Changes in diastolic and systolic blood pressure with escalating doses of dobutamine are shown in Tables 2, 3, 4 and Figure 7. The systolic blood pressure increased significantly by 11 mm of Hg to a maximum at 15 mcg/kg/min and then decreased slightly at 20 mcg/kg/min. The diastolic blood pressure decreased significantly by 8 mm Hg to a minimum at 20 mcg/kg/min.
Three patients had no retrograde conduction at baseline. One patient developed retrograde conduction at 5 mcg/kg/min of dobutamine, one patient at 20 mcg/kg/min, and one patient had no retrograde conduction during the study.
Four patients (10%) were hypotensive, defined as systolic blood pressure <90 mmHg, at baseline (87, 83, 86, and 84), secondary to the effects of sedation. All four patients were able to tolerate dobutamine with no limitations. Hypotensive episodes were recorded in two additional patients (5%), a total of six patients (15%), during the study but none required a vasopressor nor subsequently developed end organ damage as a result. Another patient (2.5%) received a vasopressor for systolic blood pressure in the 90s based on the discretion of the anesthesiologist during 15 mcg/kg/min of dobutamine infusion and the dobutamine dose was not increased to 20 mcg/kg/min. One patient (2.5%) developed junctional rhythm at 20 mcg/kg/min of dobutamine but remained normotensive.
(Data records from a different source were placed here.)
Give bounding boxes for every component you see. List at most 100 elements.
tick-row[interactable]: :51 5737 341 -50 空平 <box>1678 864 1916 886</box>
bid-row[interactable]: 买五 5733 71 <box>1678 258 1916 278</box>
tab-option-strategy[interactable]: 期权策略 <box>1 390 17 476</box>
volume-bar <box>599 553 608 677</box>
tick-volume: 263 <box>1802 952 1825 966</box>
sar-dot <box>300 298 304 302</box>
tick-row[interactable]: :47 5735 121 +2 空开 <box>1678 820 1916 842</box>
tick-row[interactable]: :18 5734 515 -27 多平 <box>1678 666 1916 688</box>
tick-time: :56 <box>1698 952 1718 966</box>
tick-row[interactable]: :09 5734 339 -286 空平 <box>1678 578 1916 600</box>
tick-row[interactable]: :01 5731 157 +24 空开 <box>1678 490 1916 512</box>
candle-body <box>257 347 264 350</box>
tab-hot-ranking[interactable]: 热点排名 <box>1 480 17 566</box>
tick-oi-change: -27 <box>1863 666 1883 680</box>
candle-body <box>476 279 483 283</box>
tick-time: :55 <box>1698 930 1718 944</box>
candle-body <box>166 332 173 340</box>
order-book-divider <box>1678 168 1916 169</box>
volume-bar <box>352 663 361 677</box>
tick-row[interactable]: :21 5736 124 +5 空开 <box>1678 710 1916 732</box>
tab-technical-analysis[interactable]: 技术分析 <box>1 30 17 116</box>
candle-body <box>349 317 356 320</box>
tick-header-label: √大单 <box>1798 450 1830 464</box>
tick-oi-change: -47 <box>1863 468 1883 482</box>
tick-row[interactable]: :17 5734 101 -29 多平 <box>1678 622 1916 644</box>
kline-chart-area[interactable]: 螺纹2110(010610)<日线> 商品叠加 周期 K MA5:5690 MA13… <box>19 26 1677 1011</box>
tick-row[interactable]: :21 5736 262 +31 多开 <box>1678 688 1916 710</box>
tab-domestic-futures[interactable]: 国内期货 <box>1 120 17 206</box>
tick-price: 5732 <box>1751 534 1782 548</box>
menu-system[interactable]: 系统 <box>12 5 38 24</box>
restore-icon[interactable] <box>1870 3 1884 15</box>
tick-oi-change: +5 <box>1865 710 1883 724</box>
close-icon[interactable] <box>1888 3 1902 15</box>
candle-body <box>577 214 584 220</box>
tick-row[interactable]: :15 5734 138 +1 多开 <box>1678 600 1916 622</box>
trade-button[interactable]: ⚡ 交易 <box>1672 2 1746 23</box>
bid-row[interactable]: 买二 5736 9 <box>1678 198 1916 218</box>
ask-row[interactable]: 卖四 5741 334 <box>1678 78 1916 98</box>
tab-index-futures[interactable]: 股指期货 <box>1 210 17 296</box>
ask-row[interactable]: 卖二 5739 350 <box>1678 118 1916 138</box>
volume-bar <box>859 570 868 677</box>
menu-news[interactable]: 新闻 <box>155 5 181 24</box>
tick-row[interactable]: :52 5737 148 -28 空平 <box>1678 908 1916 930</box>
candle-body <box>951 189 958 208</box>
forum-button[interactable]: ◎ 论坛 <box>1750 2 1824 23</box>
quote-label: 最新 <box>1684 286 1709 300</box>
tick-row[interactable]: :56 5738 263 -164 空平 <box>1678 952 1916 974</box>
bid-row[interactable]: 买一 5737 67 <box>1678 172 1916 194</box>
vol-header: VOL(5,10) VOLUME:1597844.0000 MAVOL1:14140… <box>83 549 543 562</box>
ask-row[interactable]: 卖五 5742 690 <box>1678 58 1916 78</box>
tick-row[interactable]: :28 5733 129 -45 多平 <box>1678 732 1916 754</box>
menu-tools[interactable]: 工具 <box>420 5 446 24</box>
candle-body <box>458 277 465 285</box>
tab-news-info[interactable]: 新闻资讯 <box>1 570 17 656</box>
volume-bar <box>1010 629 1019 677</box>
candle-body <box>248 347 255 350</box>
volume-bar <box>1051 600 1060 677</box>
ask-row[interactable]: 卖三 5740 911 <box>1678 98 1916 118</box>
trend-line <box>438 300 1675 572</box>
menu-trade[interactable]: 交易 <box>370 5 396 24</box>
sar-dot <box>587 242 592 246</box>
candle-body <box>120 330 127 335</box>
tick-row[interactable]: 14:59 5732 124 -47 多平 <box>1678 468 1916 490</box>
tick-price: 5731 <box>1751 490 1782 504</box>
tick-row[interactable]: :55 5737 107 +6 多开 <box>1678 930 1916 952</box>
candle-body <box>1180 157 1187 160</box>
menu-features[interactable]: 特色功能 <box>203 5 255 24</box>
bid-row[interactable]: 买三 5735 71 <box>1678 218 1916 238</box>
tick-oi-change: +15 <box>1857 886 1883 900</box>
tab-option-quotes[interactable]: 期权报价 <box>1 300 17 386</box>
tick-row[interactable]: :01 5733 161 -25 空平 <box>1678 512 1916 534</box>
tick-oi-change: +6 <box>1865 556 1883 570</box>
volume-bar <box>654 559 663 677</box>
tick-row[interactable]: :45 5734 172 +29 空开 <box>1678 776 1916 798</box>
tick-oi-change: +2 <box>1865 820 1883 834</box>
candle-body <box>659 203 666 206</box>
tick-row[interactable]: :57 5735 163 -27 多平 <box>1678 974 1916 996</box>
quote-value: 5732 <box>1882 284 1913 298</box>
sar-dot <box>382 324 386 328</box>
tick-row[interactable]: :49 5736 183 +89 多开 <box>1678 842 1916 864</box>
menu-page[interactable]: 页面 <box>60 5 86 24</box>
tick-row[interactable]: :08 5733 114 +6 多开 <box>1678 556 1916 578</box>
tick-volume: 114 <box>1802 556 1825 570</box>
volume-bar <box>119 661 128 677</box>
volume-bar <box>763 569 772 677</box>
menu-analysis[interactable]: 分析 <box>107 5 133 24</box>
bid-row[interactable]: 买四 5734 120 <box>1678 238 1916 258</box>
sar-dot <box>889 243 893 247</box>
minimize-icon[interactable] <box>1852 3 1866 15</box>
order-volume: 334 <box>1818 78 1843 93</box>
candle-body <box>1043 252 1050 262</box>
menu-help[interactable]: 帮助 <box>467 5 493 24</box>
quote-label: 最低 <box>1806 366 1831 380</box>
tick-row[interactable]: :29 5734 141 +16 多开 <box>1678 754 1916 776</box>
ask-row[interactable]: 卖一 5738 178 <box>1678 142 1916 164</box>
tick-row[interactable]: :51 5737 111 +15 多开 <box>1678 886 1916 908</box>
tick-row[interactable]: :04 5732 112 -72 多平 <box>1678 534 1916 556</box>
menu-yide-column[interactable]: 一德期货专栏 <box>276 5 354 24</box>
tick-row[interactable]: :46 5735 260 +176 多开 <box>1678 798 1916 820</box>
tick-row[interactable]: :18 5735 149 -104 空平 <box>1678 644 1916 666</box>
One patient (2.5%) developed atrial fibrillation at 10 mcg/kg/min and another patient (2.5%) developed AVNRT at 15 mcg/kg/min. For both patients, dobutamine was held and subsequently tolerated ablation with no further adverse events.
We did not perform ventricular pacing for VABCL or VERP in 13 patients who underwent AF ablations given the length of the procedure and the effect of ventricular pacing on the blood pressure.